“How Does My Not Being Able to Fit Into a Box Affect My Care?”: The Risks and Rewards of Disclosing Non-Binary Gender to Health Care Providers
Manning, Elizabeth H.
Transgender people encounter many obstacles to receiving quality health care, including lack of access to gender transition-related care, health care providers’ unfamiliarity with how to provide appropriate care, and outright discrimination in clinical settings. These obstacles affect transgender people differently depending on factors including their race, class, age, and ability. While there is a great deal of research on some of these factors, there has been little consideration of the barriers to health care that specifically affect non-binary transgender people, who do not solely identify as men or women. This thesis explores the unique experiences of non-binary transgender people in health care settings through interviews and a focus group with transgender people exploring how they make decisions to disclose that they are transgender to their health care providers or to keep their identities private.
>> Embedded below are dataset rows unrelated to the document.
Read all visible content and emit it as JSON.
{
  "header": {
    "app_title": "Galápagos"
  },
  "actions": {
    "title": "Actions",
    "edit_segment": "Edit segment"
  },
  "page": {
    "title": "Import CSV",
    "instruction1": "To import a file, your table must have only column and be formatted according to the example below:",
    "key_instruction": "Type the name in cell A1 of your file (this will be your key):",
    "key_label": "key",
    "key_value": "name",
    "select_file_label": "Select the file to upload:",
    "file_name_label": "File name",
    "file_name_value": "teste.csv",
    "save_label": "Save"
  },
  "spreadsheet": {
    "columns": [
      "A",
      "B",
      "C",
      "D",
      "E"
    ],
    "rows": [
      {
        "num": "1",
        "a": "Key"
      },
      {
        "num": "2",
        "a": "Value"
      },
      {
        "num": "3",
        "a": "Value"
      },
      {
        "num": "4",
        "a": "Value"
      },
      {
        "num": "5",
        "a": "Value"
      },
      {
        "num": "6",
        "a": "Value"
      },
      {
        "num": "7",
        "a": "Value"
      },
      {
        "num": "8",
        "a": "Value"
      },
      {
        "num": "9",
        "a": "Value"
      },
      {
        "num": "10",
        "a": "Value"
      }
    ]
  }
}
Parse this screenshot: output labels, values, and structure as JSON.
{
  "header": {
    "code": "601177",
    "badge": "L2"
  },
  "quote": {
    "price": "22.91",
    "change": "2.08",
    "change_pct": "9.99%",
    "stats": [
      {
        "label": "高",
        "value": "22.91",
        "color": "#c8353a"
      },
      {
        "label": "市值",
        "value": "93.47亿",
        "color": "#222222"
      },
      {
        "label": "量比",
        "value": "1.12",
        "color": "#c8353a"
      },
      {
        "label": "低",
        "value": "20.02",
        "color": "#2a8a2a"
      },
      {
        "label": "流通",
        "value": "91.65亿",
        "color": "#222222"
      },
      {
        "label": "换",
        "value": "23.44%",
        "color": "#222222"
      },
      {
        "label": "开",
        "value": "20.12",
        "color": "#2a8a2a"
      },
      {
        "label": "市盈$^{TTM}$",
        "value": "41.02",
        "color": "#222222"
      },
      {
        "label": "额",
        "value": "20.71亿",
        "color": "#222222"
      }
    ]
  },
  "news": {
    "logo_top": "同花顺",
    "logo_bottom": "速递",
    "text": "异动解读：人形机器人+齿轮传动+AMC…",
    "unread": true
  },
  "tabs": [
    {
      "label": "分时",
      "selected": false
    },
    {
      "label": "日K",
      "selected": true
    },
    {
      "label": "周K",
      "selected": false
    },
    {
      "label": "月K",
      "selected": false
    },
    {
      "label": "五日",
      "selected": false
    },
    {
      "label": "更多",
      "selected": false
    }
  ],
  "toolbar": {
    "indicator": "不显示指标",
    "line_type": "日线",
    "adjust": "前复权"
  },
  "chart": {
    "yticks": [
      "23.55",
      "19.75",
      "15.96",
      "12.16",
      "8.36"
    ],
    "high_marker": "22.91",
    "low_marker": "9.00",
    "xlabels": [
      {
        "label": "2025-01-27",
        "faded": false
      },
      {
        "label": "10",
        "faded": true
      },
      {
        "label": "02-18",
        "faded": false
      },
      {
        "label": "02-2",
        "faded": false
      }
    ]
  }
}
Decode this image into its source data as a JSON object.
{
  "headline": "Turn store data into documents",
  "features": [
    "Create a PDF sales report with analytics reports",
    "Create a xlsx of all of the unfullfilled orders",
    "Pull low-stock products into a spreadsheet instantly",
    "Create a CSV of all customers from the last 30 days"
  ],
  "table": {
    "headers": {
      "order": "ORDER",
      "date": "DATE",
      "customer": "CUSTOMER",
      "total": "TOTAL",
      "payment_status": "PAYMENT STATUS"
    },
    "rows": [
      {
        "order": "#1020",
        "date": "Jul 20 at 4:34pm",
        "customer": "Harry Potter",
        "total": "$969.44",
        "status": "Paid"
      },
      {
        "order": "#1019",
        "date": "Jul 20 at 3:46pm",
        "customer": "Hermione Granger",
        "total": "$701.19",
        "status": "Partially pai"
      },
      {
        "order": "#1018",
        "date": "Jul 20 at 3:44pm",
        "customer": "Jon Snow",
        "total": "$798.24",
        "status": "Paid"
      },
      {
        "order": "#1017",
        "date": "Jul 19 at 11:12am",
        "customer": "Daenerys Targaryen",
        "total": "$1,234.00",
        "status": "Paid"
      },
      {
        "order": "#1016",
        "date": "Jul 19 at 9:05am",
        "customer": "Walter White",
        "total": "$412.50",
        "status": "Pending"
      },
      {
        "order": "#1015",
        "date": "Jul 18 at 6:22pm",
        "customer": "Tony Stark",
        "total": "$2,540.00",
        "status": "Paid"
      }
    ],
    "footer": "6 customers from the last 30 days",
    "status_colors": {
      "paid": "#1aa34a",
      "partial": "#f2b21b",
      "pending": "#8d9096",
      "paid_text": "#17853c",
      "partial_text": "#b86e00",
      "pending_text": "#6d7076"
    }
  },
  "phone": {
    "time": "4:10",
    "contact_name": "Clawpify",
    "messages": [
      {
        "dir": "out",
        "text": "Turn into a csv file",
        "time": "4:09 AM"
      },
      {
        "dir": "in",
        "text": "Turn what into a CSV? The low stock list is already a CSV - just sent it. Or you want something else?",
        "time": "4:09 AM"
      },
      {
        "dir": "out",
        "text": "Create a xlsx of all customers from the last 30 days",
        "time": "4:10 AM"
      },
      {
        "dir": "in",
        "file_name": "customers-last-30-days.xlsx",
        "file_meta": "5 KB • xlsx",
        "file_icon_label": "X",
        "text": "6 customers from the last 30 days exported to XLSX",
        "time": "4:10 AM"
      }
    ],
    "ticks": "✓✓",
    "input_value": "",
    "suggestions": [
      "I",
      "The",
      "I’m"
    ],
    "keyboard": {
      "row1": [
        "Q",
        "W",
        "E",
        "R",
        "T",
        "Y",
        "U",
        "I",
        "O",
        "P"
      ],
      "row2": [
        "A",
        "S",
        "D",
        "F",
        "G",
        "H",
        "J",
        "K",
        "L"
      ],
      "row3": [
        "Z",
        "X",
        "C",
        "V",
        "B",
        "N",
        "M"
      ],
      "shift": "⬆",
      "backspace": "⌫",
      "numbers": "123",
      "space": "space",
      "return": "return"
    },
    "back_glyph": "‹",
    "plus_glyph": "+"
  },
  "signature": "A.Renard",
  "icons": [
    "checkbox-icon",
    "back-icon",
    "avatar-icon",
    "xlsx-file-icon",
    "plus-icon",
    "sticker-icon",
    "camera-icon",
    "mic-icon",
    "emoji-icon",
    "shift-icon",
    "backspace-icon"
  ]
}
This study finds that non-binary transgender people encounter unique obstacles in their interactions with health care providers due to the transnormative medical enforcement of the gender binary, but that there are also many rewards to choosing to disclose transgender identity to health care providers. Ultimately, health care is an institution that systematically perpetuates transphobia and the complex decisions that transgender people make around disclosing that they are transgender to their health care providers are always colored by the expectation of mistreatment.